Explorar centro da Terra já é viável

Em artigo na Nature, cientistas europeus afirmam que tecnologia desenvolvida pela indústria petrolífera permite perfurar crosta até o manto.

É possível fazer uma viagem ao centro da Terra ou, ao menos, ao seu início. É o que afirma um grupo de cientistas em artigo publicado na revista Nature. Segundo eles, as tecnologias existentes já são suficientes para perfurar a crosta terrestre até a camada inferior, o manto - que representa 68% da massa da Terra e permanece inexplorado. O objetivo é entender melhor a estrutura da Terra, os terremotos e aprimorar a exploração mineral.

Os cientistas propõem, na prática, a retomada da primeira expedição para perfuração científica no oceano, que ocorreu há 50 anos, em abril de 1961, chamada Projeto Mohole. Embora não tenha sido bem sucedida em seu objetivo de atravessar toda a camada rochosa que forma a crosta, essa expedição conseguiu, com os dois quilômetros perfurados a partir do subsolo em alto-mar, desenvolver a tecnologia que hoje ajuda as petrolíferas a explorarem campos de petróleo como o da camada de pré-sal de Tupi, na Bacia de Santos.

Segundo Benoit Ildefonse, da Universidade de Montpellier 2, na França, um dos autores do artigo juntamente com Damon Teagle, da Universidade de Southampton, da Grã-Bretanha, "graças às companhias de petróleo, agora temos a tecnologia para perfurar a distância necessária para chegar ao manto". O objetivo agora é ultrapassar o marco de 2.111 metros - máximo que já se conseguiu chegar até hoje - e perfurar os seis quilômetros necessários para atravessar toda a crosta em seu ponto mais fino, fazendo um buraco de 40 centímetros que poderá ficar aberto por muitos anos.

O melhor ponto de escavação deve ter a menor espessura de crosta possível. No entanto, nesses pontos, com a chamada "alta taxa de espalhamento", a crosta ainda está muito quente, pois sua formação é recente, o que dificulta a perfuração. Dessa forma, de acordo com informações de Ildefonse, eles conseguiram limitar as possíveis locações a três áreas - costas do Havaí (EUA), do México e da Costa Rica, todas no Pacífico -, onde a espessura é a mais fina possível e a temperatura da placa, suficientemente fria.

Compreensão. "Com essa análise direta poderemos fabricar um melhor modelo da Terra", afirma Ricardo Trindade, pesquisador do Instituto de Astronomia, Geofísica e Ciências Atmosféricas (IAG) da USP. " É justo dizer que em muitos aspectos conhecemos mais sobre o espaço do que sobre o nosso planeta", disse Ildefonse.

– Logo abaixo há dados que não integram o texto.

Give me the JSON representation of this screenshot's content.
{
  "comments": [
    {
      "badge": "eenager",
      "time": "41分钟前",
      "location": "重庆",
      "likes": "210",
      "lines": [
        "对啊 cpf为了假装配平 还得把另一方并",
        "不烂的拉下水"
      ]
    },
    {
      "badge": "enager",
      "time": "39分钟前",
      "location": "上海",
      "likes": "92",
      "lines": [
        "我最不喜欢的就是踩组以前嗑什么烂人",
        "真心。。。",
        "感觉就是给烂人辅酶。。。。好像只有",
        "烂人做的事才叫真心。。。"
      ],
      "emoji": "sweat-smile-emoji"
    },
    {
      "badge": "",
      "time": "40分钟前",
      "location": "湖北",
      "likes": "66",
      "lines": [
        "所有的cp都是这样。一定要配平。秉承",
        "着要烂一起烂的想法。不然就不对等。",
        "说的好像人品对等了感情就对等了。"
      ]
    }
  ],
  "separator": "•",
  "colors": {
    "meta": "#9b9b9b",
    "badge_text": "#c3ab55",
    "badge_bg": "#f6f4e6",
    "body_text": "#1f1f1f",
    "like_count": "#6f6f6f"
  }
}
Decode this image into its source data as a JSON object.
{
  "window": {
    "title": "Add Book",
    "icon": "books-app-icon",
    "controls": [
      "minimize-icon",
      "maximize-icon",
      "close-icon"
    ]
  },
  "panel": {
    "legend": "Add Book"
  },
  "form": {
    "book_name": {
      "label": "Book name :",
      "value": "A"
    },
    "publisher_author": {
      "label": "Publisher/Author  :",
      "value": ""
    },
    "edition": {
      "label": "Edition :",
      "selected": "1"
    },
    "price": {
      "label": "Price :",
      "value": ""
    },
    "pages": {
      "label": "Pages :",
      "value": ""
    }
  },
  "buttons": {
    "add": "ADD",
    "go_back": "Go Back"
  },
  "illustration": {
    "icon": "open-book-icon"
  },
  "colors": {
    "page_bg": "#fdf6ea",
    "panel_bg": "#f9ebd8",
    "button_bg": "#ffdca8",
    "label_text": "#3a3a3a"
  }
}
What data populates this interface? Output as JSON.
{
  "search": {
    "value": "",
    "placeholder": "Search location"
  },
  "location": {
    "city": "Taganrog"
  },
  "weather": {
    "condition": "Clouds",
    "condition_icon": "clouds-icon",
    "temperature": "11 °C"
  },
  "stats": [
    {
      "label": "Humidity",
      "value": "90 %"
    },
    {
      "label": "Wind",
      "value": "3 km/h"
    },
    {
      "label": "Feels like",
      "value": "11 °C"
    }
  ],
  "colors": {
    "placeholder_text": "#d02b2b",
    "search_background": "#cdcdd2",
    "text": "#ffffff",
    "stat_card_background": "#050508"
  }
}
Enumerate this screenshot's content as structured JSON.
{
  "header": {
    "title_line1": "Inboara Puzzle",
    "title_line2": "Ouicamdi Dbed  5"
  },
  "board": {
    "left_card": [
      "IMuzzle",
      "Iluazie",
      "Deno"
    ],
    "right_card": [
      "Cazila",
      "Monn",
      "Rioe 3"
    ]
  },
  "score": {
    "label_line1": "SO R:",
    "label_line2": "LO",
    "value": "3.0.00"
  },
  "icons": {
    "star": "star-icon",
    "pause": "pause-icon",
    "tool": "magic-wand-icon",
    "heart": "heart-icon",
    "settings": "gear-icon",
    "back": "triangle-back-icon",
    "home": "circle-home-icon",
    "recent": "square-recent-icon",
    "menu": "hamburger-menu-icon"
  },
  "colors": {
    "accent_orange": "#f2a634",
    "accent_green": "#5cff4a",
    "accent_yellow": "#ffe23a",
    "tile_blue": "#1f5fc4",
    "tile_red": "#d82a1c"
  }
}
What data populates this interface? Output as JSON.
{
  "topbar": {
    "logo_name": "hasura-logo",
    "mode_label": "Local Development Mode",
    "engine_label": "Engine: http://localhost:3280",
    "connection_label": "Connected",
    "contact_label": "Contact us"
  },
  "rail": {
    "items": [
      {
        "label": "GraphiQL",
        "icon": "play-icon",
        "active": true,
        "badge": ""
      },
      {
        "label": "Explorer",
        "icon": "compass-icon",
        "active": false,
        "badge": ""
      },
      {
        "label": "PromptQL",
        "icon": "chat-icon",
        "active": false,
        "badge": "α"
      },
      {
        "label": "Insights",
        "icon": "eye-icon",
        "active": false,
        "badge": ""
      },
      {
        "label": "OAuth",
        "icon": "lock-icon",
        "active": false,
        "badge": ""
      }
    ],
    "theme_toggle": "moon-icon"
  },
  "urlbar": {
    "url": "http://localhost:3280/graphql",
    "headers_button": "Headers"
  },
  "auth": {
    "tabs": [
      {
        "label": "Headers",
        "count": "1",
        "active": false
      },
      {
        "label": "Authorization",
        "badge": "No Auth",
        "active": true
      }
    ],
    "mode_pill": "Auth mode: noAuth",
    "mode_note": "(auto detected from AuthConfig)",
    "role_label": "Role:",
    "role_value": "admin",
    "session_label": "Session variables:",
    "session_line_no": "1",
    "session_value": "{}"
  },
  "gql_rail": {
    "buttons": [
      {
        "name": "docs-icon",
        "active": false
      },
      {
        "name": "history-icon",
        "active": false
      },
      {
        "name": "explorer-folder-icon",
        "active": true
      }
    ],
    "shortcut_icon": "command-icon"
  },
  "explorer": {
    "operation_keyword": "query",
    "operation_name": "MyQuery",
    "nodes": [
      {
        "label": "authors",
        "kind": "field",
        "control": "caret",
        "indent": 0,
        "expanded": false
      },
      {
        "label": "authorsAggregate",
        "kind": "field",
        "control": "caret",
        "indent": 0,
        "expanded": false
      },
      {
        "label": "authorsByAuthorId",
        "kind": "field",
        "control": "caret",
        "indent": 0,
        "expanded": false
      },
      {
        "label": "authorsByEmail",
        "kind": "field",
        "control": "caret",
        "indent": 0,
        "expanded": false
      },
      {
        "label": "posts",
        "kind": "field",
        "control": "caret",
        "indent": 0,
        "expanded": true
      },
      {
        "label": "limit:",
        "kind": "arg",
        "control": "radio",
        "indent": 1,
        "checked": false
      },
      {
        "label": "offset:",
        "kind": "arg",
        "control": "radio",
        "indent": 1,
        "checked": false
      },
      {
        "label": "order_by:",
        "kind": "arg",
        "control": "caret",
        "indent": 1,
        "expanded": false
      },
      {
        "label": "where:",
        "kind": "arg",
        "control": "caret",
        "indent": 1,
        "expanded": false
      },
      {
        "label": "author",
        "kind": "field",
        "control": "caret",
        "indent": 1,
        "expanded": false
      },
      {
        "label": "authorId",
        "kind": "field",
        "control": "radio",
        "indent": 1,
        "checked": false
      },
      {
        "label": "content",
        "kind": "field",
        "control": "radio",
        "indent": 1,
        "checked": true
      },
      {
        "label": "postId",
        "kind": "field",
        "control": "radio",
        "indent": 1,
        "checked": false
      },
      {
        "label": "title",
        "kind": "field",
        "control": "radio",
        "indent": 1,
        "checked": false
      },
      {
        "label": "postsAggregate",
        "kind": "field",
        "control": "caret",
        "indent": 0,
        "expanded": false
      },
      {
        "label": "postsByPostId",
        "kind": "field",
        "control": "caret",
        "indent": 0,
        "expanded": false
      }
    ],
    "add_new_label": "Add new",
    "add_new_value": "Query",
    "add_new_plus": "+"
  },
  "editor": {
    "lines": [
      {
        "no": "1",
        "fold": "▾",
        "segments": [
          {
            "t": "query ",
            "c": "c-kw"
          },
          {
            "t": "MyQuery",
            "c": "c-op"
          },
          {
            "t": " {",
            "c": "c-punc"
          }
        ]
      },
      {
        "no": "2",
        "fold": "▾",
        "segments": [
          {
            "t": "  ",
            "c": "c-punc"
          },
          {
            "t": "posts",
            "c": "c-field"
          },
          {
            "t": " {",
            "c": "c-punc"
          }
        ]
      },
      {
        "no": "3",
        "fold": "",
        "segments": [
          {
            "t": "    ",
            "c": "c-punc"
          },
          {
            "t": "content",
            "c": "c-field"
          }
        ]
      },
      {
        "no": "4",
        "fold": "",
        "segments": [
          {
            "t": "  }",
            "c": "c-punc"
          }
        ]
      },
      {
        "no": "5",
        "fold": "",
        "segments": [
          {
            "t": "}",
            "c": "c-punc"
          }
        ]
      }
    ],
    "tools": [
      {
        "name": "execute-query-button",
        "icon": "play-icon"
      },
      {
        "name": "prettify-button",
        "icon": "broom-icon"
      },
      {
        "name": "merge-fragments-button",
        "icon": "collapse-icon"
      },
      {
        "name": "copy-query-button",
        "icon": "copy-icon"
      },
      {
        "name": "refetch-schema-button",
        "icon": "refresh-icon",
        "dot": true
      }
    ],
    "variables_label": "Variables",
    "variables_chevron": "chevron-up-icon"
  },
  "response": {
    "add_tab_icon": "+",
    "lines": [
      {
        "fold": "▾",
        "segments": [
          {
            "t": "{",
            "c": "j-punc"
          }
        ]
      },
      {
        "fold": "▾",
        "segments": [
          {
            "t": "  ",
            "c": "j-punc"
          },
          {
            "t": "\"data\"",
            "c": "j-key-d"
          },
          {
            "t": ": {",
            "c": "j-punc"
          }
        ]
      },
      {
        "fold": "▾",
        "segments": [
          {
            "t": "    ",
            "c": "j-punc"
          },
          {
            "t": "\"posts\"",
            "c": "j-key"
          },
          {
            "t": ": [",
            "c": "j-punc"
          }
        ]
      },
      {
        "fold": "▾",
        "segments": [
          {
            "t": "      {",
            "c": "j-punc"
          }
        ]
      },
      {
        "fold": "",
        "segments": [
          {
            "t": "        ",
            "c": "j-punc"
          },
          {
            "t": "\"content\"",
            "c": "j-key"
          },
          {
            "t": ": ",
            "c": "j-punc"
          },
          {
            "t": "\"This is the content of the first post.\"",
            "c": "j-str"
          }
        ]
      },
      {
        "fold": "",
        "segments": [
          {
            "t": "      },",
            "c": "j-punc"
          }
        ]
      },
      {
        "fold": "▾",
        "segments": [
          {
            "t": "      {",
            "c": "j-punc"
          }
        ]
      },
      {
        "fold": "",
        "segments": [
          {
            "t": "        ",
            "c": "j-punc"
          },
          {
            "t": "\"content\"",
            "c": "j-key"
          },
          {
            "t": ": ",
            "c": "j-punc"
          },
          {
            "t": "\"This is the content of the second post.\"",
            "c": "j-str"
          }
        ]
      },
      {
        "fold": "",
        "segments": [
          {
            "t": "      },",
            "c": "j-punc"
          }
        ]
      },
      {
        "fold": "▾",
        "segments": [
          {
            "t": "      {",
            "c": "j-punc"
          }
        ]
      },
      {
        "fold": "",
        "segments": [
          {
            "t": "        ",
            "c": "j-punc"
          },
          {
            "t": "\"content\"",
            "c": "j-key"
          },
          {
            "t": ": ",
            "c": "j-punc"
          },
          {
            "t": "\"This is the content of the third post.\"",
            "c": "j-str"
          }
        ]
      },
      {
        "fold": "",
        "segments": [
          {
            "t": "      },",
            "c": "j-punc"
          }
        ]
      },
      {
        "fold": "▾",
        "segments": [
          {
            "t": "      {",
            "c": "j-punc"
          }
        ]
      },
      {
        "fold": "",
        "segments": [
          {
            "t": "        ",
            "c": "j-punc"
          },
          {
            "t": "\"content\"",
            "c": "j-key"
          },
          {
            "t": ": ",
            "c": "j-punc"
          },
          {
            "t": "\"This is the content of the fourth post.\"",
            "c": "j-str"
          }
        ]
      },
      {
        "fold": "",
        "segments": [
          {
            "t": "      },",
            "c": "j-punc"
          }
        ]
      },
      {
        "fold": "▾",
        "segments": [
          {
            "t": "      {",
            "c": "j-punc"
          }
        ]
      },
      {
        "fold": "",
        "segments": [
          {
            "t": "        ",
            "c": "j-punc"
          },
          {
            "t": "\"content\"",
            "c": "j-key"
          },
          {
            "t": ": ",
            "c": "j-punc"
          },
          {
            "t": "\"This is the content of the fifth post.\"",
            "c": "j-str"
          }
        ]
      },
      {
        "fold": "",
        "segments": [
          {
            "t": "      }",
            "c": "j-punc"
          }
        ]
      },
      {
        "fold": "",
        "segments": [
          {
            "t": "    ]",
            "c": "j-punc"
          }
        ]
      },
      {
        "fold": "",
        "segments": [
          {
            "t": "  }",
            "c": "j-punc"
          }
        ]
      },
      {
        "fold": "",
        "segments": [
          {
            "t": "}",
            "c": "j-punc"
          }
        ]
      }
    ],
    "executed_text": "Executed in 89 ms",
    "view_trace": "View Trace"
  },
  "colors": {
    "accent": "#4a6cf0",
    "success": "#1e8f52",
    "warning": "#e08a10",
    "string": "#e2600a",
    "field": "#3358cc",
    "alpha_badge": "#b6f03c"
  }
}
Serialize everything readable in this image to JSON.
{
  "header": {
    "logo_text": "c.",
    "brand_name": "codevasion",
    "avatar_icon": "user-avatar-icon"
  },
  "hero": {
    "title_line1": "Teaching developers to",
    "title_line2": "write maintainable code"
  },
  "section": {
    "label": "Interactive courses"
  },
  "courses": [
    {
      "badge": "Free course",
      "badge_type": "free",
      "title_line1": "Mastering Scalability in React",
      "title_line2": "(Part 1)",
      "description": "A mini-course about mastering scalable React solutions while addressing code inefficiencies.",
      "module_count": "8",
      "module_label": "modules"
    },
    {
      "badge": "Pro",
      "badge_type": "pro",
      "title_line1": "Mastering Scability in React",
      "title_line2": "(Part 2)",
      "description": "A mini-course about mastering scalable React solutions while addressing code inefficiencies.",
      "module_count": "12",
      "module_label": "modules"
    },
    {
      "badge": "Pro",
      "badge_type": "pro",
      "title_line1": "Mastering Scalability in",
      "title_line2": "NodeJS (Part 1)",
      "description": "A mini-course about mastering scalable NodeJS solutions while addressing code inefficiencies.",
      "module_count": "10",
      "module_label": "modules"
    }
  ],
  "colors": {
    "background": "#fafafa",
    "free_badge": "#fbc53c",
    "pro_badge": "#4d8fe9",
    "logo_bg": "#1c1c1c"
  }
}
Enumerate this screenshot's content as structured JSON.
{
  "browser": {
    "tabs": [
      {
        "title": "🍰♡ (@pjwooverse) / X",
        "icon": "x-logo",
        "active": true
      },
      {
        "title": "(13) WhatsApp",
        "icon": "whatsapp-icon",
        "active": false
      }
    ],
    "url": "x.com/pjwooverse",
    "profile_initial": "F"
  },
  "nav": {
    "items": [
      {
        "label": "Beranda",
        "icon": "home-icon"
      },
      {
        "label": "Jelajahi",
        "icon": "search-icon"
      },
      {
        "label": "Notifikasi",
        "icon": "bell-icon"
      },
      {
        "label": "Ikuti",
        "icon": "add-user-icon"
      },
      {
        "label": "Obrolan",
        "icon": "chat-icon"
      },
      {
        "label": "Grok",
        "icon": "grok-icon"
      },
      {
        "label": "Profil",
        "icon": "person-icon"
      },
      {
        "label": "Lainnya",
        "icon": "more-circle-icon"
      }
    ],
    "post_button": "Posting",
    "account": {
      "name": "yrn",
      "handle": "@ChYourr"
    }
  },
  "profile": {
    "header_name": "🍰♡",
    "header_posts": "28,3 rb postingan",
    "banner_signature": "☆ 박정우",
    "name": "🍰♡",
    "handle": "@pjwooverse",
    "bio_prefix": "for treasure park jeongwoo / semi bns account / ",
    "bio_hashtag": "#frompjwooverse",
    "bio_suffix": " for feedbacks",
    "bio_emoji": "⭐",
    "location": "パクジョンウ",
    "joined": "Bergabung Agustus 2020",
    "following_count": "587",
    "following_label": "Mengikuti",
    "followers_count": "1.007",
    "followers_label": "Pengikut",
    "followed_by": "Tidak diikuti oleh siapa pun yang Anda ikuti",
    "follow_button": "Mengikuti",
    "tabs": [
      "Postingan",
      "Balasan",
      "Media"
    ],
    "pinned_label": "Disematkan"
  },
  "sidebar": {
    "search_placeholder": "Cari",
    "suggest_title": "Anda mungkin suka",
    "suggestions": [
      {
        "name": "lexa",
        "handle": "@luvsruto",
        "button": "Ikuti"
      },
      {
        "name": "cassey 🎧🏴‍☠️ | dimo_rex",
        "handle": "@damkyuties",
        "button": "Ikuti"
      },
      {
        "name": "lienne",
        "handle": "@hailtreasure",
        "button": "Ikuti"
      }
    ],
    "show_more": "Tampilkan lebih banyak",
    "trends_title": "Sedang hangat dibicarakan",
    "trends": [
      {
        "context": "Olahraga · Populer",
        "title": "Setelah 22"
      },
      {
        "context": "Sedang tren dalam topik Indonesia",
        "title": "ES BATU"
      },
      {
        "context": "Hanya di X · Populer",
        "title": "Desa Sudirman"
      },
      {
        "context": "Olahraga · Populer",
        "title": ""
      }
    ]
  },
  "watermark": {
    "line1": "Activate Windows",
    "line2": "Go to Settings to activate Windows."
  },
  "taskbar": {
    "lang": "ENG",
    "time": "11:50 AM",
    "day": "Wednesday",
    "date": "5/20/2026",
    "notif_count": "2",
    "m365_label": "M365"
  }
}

Segundo o autor da pesquisa, saber mais sobre o manto poderá ajudar na compreensão dos terremotos e da formação das placas tectônicas. No entanto, mesmo com a tecnologia petrolífera que levou ao desenvolvimento do navio Chikyu, que será usado para a perfuração, ainda assim serão necessários mais 10 anos de pesquisas antes do início dos trabalhos. Isso porque parte da tecnologia terá de ser adaptada para a enorme pressão e temperatura que os aparelhos encontrarão em maiores profundidades.

Além disso, é necessário garantir o financiamento. "Dependemos da vontade política, pois a quantidade de dinheiro que precisamos é muito grande", diz Ildefonse, lembrando que o Brasil já fez parte dos países que financiaram o projeto nos anos 1980.